Grogster, Aug 12 2010

       make it pretty easy to get parts for your car: just visit the nearest parking lot with an electromagnet to temporarily depolarise the permanent magnets. [+] yeah I could use that.   

       As a bonus your car would pick up spare change as it rolled along.
FlyingToaster, Aug 12 2010

       //the collision would not be between two huge heavy vehicles full of people, but between thousands of small low-mass discrete components//   

       That would pass through each other harmlessly and reassemble on the other side. Good as new, except maybe the engines. And the drivers.
ldischler, Aug 12 2010

       Custardguts, if the magnets are strong enough to hold the car together for normal use, it would take a lot of energy to separate them.   

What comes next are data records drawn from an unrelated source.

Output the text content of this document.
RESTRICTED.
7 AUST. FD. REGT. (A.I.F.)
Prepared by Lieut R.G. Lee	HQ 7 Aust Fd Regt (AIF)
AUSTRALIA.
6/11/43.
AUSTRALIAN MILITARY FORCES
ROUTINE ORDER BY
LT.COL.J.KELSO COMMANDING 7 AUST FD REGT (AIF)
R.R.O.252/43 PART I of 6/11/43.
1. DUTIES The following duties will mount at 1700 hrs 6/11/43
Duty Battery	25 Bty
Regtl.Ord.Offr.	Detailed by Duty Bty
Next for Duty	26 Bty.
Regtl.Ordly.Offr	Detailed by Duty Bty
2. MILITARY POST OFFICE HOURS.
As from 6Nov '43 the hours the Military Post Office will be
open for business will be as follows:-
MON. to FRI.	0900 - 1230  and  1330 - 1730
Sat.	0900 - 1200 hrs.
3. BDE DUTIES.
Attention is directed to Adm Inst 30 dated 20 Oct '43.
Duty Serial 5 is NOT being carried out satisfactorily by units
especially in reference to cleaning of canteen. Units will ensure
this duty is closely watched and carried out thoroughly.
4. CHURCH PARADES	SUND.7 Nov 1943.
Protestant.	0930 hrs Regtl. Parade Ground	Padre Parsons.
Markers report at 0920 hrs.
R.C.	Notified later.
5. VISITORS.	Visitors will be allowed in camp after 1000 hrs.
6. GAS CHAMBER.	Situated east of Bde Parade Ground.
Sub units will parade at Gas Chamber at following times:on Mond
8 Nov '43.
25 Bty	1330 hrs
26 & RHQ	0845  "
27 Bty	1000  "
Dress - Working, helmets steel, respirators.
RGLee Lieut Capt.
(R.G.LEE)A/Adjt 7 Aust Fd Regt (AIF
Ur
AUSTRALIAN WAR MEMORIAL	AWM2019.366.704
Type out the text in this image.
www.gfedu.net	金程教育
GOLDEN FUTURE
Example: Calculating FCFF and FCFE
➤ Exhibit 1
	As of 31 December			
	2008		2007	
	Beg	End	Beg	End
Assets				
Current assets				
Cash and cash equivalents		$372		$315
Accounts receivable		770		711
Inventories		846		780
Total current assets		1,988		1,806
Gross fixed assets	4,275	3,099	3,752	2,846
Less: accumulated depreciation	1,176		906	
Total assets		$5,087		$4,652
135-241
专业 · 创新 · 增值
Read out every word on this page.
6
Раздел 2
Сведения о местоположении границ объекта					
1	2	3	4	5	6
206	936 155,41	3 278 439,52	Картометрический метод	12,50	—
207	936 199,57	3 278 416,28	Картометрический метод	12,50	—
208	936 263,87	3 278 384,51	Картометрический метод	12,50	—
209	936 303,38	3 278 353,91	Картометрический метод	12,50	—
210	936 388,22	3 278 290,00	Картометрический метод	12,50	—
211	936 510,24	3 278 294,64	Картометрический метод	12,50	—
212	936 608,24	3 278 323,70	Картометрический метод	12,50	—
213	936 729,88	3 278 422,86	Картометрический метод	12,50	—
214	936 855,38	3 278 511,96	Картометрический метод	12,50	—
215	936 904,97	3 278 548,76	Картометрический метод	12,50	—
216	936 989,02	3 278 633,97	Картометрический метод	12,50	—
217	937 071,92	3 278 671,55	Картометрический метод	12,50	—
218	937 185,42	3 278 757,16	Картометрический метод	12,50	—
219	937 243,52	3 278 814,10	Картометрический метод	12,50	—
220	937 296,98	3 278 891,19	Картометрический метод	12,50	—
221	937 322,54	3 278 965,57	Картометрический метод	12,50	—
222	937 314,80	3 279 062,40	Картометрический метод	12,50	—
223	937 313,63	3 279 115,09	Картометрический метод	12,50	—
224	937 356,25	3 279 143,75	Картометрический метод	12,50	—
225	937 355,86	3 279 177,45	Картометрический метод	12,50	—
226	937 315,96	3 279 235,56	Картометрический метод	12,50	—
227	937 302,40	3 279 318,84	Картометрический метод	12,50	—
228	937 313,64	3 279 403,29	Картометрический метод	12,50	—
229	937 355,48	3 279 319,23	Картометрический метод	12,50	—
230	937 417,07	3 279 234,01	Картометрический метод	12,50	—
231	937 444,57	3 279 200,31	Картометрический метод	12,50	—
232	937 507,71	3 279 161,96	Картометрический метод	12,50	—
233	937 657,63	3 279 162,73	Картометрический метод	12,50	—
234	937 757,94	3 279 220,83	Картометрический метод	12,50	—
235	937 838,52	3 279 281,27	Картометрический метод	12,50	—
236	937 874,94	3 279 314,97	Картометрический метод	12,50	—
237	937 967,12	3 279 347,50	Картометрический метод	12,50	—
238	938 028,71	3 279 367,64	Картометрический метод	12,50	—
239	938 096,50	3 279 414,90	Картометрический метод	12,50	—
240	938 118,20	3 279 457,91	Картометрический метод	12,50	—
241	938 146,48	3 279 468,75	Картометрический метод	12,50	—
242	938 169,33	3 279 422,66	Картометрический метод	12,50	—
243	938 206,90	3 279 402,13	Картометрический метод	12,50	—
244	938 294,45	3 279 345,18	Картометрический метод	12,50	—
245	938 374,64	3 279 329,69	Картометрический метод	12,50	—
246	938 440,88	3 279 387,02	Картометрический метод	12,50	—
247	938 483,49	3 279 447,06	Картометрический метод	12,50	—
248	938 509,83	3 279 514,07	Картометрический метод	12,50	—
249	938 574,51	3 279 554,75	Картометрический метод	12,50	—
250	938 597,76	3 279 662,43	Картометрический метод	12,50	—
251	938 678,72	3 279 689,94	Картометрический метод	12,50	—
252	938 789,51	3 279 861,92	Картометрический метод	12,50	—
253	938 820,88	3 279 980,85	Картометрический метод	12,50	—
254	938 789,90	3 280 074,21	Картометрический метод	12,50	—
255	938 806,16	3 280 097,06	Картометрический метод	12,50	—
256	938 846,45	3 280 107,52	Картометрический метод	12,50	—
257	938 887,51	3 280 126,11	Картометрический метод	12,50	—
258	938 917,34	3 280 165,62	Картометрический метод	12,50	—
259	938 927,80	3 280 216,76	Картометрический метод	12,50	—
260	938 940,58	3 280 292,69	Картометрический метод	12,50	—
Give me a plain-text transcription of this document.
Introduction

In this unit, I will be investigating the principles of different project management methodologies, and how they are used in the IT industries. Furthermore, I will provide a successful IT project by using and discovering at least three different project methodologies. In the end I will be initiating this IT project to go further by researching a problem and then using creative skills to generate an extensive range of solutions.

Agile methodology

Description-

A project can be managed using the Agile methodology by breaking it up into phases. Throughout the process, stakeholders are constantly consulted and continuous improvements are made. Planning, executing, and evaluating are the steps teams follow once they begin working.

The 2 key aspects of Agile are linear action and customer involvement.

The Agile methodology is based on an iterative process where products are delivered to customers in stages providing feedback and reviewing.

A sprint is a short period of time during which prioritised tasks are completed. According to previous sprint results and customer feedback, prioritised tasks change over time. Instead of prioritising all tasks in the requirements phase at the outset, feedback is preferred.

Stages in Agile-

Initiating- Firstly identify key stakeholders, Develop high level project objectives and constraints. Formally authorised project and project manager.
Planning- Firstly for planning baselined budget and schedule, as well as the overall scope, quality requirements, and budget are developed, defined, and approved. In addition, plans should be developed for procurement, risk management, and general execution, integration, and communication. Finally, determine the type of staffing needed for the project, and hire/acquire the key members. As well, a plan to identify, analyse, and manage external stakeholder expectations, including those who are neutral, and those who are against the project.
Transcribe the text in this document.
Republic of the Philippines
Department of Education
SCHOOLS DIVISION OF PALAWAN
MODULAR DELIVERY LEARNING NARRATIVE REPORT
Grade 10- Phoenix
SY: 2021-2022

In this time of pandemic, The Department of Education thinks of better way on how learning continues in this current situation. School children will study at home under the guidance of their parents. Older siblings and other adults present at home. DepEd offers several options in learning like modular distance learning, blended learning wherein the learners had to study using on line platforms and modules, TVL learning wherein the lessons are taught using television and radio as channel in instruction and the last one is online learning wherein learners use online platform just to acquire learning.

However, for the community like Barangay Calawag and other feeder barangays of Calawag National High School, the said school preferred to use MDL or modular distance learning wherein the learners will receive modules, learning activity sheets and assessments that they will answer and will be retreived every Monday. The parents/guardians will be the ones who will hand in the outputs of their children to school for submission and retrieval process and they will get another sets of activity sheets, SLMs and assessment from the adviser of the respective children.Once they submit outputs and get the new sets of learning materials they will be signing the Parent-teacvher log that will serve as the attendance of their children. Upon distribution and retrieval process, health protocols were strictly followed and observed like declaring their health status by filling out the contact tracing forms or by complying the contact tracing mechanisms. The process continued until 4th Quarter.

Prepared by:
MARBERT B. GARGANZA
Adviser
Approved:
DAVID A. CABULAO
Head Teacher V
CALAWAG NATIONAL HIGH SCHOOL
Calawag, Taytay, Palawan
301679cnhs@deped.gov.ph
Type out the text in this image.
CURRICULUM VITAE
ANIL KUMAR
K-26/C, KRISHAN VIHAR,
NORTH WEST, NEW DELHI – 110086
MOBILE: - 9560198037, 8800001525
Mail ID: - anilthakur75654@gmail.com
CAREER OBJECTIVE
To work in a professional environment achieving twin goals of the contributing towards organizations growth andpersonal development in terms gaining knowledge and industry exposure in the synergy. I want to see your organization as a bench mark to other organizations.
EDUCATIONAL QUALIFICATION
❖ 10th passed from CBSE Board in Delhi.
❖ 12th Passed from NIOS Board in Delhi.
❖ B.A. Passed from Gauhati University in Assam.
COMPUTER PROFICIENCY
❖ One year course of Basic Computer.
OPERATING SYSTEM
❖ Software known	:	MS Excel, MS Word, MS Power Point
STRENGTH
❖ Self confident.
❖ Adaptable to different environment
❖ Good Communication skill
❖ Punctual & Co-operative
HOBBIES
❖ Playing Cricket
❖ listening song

       I will admit that the energy is absorbed at a decreasing rate, not constant or increasing, but how much of a problem is that?
goldbb, Aug 15 2010

       I would personally prefer that my automobile convert a maximal quantity of momentum into other forms of energy over a maximal amount of time thus minimizing the extent to which my tissues need to do so. For this purpose the structural components of the car mus remain attached to each other in an accident. They also need to remain structurally attached to my seat belt, seat, and airbags and prevent intrusion into the space containing my organs.